BETH MARIA TALLCHIEF is famous for being the first American prima ballerina for the New York City Ballet. Born in Fairfax, Oklahoma, 1925, Maria's father was an Oasge Indian tribal chief.
She was originally known to family and friends as Betty Marie, but took on the stage name Maria Tallchief. Her Indian name is Wa-Xthe-Thomba ("Woman of Two Worlds").
Maria's younger sister, Marjorie Tallchief, is also a world-famous ballerina and the first American Indian to be "première danseuse étoile" of the Paris Opera Ballet . The dancing sisters enjoyed enormous artistic success during their long professional careers, and they founded the Chicago City Ballet in 1980.

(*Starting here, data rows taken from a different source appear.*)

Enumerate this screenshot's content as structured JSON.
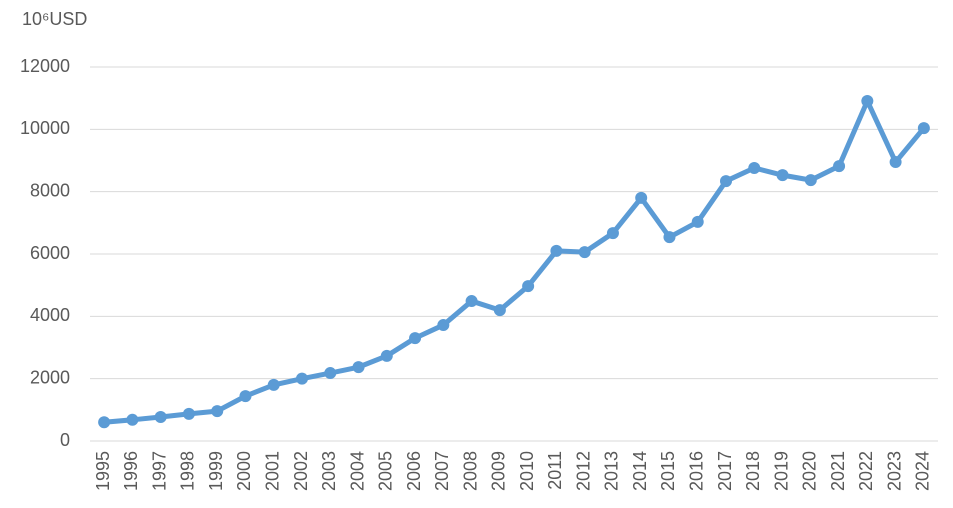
{
  "chart_data": {
    "type": "line",
    "y_axis_label": "10⁶USD",
    "categories": [
      "1995",
      "1996",
      "1997",
      "1998",
      "1999",
      "2000",
      "2001",
      "2002",
      "2003",
      "2004",
      "2005",
      "2006",
      "2007",
      "2008",
      "2009",
      "2010",
      "2011",
      "2012",
      "2013",
      "2014",
      "2015",
      "2016",
      "2017",
      "2018",
      "2019",
      "2020",
      "2021",
      "2022",
      "2023",
      "2024"
    ],
    "series": [
      {
        "color": "#5b9bd5",
        "values": [
          600,
          680,
          770,
          870,
          960,
          1440,
          1800,
          2000,
          2180,
          2370,
          2730,
          3300,
          3720,
          4490,
          4200,
          4970,
          6100,
          6060,
          6670,
          7800,
          6540,
          7030,
          8340,
          8760,
          8530,
          8370,
          8820,
          10910,
          8950,
          10040
        ]
      }
    ],
    "ylim": [
      0,
      12000
    ],
    "yticks": [
      0,
      2000,
      4000,
      6000,
      8000,
      10000,
      12000
    ],
    "grid": true
  }
}
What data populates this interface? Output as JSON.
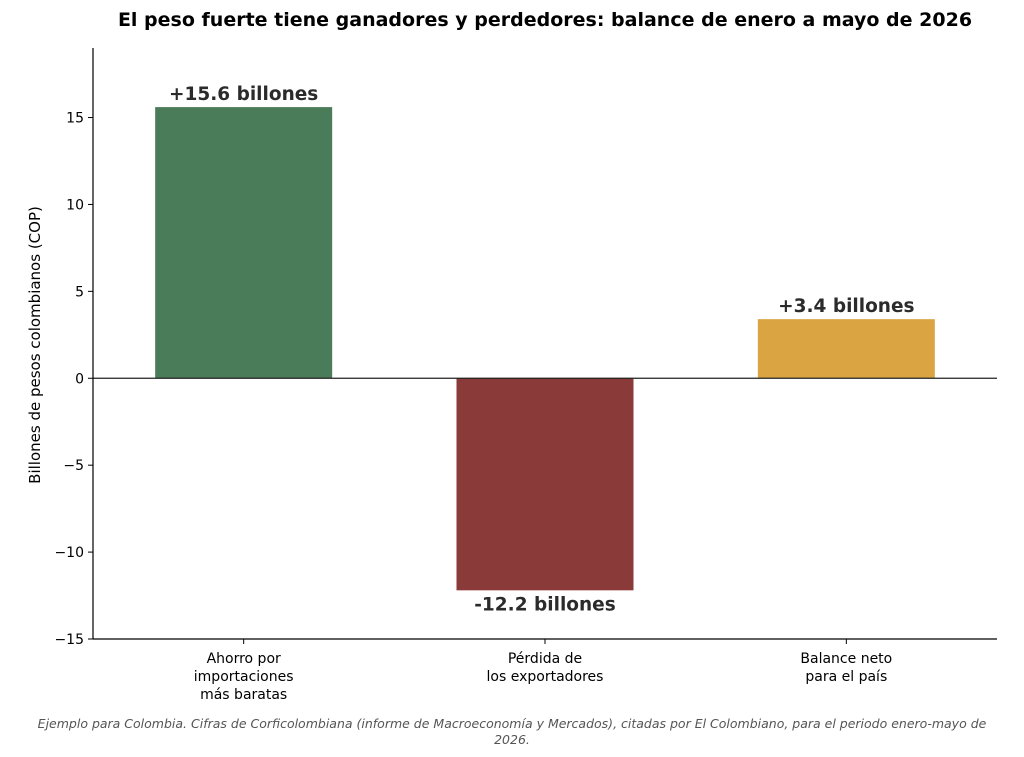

"If anything at all, perfection is finally attained not when there is no longer anything to add, but when there is no longer anything to take away."- Maria Tallchief
Young Maria Tallchief professional American ballerina star pictured leaping in perfect form, photograph courtesy of New York City Ballet Archives.
PLAY "Pas de Dix" (Balanchine) TV Performance, 1957 — Maria Tallchief and Andre Eglevsky.
"Maria Tallchief took what had been a European art form and made it America's own — how fitting that a Native American woman would do that.
"George Balanchine once told audiences not to analyze ballet. 'Words cannot describe it,' he said, 'you cannot explain a flower.' So it's impossible to explain the radiance and grace of Maria Tallchief."- President William J. Clinton said at The White House as he presented the National Medal of the Arts to Maria in 1999.
In 1933 Maria moved to Beverly Hills with her family and studied ballet with Bronislava Nijinska until she was 17, at which time she moved to New York City and joined the Ballet Russe de Monte Carlo where she quickly became a featured soloist.
It was in New York City where she met her first husband, Russian-born choreographer George Balanchine — they were married in 1946 (Maria was 21), and divorced in 1952. They did not have any children together.